The shortfall in domestic food production and the country’s incapacity to import food has reduced the available food supply.
Imports
On the other hand, there have been imports of rice from Myanmar, China and India. Furthermore stocks of rice have been released by millers and merchants. Consequently, riceis available but at high prices. Bread and vegetable prices have however risen sharply.
These factors have resulted in the sky rocketing of food prices that have made it impossible for poor households to access adequate food.
Poor households
It is in this context of high prices that lower income households have to access their basic food needs. Many households would be left behind in this search for food.
Estimates of hunger
The United Nations recently estimated that 1.7 million people in the country were most vulnerable and most affected by the crisis. This number of hungry people is likely to increase as the crisis deepens.
These are people who have lost their employment or cannot ply their trade for lack of raw materials, fuel or no demand for their services. The poorest of the poor, the incapacitated and the elderly are hungry and starved due to the tripling and quadrupling of food prices. Their meagre entitlements have been severely eroded.
Warning
The UN has warned that Sri Lanka’s unprecedented economic crisis could develop into a dire humanitarian crisis, with millions already in need of aid.

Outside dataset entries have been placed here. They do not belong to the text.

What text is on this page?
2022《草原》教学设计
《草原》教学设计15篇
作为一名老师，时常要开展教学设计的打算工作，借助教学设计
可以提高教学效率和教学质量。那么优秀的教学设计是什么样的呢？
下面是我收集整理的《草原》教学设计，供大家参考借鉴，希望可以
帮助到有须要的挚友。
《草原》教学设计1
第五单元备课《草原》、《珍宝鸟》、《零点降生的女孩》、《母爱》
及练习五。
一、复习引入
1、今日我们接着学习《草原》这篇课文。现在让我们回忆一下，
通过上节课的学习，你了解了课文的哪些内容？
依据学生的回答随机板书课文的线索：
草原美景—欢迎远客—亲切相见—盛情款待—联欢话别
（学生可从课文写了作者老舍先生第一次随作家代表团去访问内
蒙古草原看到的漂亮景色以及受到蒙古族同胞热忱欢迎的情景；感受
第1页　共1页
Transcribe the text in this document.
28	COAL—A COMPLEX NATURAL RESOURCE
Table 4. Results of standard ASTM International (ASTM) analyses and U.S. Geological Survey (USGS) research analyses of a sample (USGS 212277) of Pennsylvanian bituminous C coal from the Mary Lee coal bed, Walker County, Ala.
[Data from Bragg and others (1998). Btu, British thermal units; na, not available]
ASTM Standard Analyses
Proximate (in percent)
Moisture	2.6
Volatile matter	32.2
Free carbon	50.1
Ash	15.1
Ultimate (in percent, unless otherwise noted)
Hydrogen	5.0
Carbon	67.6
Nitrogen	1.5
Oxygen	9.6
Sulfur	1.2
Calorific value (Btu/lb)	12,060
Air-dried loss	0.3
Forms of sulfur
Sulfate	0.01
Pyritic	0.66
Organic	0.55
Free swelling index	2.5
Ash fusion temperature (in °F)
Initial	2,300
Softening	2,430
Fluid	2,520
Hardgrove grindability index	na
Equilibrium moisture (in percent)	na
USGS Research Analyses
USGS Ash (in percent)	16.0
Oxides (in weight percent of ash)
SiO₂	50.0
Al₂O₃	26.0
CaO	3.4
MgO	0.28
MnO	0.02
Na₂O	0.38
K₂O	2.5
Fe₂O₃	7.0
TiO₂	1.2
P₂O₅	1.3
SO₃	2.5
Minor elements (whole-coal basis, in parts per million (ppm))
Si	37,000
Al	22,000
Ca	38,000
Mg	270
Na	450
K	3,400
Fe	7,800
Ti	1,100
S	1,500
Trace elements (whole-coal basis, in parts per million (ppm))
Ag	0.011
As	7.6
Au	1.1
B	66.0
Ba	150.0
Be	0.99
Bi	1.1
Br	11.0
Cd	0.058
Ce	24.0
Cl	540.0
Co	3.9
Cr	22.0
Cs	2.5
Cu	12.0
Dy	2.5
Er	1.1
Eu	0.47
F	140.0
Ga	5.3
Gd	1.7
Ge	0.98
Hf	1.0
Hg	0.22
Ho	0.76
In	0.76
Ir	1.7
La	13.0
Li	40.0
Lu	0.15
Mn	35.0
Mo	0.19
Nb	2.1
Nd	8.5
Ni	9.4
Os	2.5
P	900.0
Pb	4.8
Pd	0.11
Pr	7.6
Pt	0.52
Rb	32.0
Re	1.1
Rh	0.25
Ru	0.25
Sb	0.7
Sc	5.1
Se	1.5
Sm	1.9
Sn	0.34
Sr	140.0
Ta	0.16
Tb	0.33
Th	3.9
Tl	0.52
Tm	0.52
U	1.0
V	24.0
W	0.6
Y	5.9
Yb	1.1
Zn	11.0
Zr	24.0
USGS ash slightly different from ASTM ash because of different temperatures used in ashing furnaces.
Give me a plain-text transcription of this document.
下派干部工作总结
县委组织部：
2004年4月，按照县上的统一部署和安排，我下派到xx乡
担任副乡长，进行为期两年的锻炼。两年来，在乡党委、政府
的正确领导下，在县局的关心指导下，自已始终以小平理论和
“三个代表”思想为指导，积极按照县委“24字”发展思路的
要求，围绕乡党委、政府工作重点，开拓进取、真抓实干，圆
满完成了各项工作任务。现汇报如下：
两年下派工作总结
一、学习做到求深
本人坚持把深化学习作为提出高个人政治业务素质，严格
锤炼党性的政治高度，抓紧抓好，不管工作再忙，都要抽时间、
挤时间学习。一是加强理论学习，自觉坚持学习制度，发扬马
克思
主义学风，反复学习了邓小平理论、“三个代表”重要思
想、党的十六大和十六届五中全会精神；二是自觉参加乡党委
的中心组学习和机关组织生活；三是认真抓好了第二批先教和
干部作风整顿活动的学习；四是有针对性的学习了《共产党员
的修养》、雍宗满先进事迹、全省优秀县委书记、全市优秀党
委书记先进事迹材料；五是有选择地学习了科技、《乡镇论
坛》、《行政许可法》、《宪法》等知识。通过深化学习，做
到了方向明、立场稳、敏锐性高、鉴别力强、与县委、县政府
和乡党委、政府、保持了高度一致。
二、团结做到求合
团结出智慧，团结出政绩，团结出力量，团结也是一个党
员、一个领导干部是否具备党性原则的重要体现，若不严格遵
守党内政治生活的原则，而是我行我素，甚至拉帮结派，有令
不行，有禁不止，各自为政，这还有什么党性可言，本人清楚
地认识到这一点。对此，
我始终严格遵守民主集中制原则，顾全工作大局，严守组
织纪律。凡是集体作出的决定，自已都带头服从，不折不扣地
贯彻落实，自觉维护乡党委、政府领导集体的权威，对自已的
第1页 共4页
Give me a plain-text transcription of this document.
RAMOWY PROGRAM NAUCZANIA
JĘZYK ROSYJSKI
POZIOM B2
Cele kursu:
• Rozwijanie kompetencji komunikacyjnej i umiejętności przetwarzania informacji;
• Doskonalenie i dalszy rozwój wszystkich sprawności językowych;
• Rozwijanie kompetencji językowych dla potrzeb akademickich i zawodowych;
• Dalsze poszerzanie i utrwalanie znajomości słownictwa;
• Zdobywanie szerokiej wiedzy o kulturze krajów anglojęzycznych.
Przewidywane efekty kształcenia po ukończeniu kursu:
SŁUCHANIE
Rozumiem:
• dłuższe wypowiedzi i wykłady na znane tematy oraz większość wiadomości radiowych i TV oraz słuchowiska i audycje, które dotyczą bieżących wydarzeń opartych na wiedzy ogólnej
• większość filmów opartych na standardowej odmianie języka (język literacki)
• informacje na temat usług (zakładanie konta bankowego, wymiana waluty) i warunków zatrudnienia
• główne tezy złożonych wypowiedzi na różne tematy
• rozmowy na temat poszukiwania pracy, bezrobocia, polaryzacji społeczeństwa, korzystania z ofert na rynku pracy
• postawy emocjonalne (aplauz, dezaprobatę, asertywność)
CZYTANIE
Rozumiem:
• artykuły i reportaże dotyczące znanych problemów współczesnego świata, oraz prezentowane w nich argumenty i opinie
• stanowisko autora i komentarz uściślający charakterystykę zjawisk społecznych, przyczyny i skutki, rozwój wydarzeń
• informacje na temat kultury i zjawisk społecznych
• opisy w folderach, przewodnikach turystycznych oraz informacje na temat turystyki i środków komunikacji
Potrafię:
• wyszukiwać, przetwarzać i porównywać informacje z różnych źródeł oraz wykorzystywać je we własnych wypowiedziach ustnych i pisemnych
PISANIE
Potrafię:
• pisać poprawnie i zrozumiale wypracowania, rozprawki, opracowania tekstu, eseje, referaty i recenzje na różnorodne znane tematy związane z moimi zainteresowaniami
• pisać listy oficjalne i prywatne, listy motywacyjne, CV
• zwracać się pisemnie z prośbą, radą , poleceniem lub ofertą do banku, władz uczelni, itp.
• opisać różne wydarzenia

The UN was concerned that the current crisis could develop into a full-blown humanitarian emergency.
Foreign assistance
The magnitude of the impending crisis is such that foreign assistance is vital to meet the essential food needs of the poorest segment of the population. In the current situation much of the assistance must be in kind due to the unavailability of food in the country.
Social initiatives
There have been many commendable social initiatives to feed the hungry. Soup kitchens to feed the starving have been organised by social groups and religious organisations. Such groups have also distributed food parcels. Generous contributions from foreigners and Sri Lankans living abroad have facilitated these efforts.
Ways and means
The prospect of hunger and starvation is mostly among the unemployed and poor urban households. While poor rural households would be threatened with malnutrition, hunger and starvation, there are ways and means by which rural households could obtain bare necessities. The availability of tree crops like jak, breadfruit, coconut and fruits could save rural households from starvation.
In conclusion
The current shortages of food in the country may worsen unless substantial food assistance is forthcoming from friendly countries and international organisations. While the availability of food at the national level is a necessary condition for household food security, it is not a sufficient condition as a large segment of the population does not have the means or capacity to access food at the high prices. This is the plight of the country.
The foreign food assistance should be channelled to poor household through a multiplicity of government and non-government initiatives.
Hunger, malnutrition and starvation have to be averted by international assistance, increasing food production and programmes to provide food to the needy. Hopefully these would alleviate the food situation in the country at this time of a grave economic and food crisis.